The emoji is usually viewed as a novelty in digital communication, however they’ve proved to have further capabilities in our lives. In America, you can now tweet the Domino’s Twitter account with a pizza emoji (after you register for an Easy Order account) and a pizza will be delivered to your address!
Emojis have also been cropping up in political discussions. Russia is currently not deemed as a safe open space for members of the LGBTQ community as there is a law banning the ‘promotion of non-traditional sexual relations.’ This means that any promotion of non-heterosexual behaviour is prohibited. This law has led to conversations in the Russian government about same sex couple emojis.
iPhone users can send emojis of same-sex relationships and parents to one another, which Russian officials have said encourage ‘untraditional sexual relations among minors’ and ‘harm their health and development.’ But can emojis really affect someone’s sexuality? Do emojis have this much influence over young people?
The notion that emojis could hold this much power can seem absurd- especially considering that they occupy such a small fraction of what we see on the Internet. However, when Apple released the iOS 8.3 software update earlier this year, one of its new features included a more diverse emoji keyboard fitted with added same-sex couples as well as the ability to have varying skin tones on a large proportion of the emojis.
People were overjoyed at this improved representation on our phone screens, as Apple had previously been critiqued greatly for many of the emojis being white (or yellow) apart from if a racial stereotype was being portrayed.
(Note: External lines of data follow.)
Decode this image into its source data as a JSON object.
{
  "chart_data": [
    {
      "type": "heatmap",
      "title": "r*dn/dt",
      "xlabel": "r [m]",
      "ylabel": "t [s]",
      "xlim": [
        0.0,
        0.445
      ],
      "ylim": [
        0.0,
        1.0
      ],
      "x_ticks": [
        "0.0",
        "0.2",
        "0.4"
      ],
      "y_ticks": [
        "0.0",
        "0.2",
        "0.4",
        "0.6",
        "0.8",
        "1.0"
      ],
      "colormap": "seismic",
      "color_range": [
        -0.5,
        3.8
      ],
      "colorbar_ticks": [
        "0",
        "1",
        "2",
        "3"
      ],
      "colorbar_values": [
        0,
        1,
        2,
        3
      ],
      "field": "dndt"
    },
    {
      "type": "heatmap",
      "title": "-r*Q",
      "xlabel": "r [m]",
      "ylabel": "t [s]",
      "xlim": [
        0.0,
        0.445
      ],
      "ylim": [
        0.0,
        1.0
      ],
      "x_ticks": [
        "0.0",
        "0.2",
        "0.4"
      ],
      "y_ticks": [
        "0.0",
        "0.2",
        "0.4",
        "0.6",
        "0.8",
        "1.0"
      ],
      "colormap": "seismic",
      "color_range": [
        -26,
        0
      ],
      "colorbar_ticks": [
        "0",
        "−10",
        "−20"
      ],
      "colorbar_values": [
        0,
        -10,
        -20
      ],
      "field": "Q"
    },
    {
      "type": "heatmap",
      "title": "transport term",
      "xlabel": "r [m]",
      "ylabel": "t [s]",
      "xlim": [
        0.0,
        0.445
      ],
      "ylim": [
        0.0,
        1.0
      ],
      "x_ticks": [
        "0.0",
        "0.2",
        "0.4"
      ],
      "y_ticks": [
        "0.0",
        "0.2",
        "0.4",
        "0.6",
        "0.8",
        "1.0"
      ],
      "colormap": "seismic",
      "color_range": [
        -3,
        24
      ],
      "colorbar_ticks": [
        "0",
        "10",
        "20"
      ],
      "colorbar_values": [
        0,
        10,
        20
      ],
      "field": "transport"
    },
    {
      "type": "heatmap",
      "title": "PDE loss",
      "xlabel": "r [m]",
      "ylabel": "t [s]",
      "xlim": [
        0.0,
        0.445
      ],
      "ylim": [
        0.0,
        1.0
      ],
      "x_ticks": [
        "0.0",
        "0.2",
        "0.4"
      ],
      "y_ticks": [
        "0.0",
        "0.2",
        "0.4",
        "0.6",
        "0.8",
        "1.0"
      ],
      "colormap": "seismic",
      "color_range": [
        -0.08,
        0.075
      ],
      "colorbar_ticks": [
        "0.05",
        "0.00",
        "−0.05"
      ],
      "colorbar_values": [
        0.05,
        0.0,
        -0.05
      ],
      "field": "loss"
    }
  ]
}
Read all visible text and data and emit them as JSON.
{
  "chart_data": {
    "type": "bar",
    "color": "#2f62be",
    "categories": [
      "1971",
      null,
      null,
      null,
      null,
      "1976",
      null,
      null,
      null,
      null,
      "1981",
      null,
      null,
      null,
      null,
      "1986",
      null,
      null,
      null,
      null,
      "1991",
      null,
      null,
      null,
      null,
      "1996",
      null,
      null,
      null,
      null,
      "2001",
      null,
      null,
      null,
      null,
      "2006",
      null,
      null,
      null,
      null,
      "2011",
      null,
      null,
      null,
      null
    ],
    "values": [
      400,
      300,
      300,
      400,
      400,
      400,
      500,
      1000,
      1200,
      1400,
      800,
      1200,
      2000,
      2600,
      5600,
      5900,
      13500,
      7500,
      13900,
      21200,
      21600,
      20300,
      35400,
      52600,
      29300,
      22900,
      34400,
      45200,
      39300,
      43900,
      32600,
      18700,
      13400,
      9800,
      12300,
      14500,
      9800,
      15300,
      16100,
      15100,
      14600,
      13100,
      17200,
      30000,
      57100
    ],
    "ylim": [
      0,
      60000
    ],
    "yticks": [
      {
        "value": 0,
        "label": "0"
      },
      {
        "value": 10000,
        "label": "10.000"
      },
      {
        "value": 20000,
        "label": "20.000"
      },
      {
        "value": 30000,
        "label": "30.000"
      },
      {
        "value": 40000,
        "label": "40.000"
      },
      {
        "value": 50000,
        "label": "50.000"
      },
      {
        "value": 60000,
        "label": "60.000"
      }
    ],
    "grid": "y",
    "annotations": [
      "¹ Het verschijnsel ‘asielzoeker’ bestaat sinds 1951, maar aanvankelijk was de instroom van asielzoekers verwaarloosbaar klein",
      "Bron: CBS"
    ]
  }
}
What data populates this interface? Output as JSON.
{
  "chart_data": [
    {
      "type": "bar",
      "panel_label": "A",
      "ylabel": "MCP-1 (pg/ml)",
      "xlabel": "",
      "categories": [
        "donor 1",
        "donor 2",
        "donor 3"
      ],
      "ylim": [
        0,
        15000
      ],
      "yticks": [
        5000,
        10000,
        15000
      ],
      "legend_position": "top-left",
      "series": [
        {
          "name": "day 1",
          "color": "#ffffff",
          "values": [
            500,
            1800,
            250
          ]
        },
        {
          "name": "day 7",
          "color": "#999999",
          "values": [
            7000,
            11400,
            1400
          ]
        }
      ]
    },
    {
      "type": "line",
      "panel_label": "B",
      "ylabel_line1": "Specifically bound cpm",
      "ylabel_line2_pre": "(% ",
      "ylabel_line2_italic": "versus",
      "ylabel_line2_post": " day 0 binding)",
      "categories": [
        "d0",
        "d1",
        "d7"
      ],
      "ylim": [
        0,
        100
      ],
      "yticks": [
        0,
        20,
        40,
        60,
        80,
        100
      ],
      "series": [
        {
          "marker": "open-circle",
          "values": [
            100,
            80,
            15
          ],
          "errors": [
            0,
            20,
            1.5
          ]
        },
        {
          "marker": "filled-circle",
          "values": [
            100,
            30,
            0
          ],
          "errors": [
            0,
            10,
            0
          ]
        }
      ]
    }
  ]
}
How come Apple couldn’t allow us to share emojis of different races but we could send a vast range of different fruit and veg?
Emojis should not be at the forefront of the world’s political problems however maybe we shouldn’t dismiss their place in modern culture either. Hieroglyphics took hundreds of years to develop as a visual language and are viewed as a key part of ancient history . Millions of them are being shared amongst young people across the globe everyday so maybe they do have a greater impact on our society than we perhaps realise.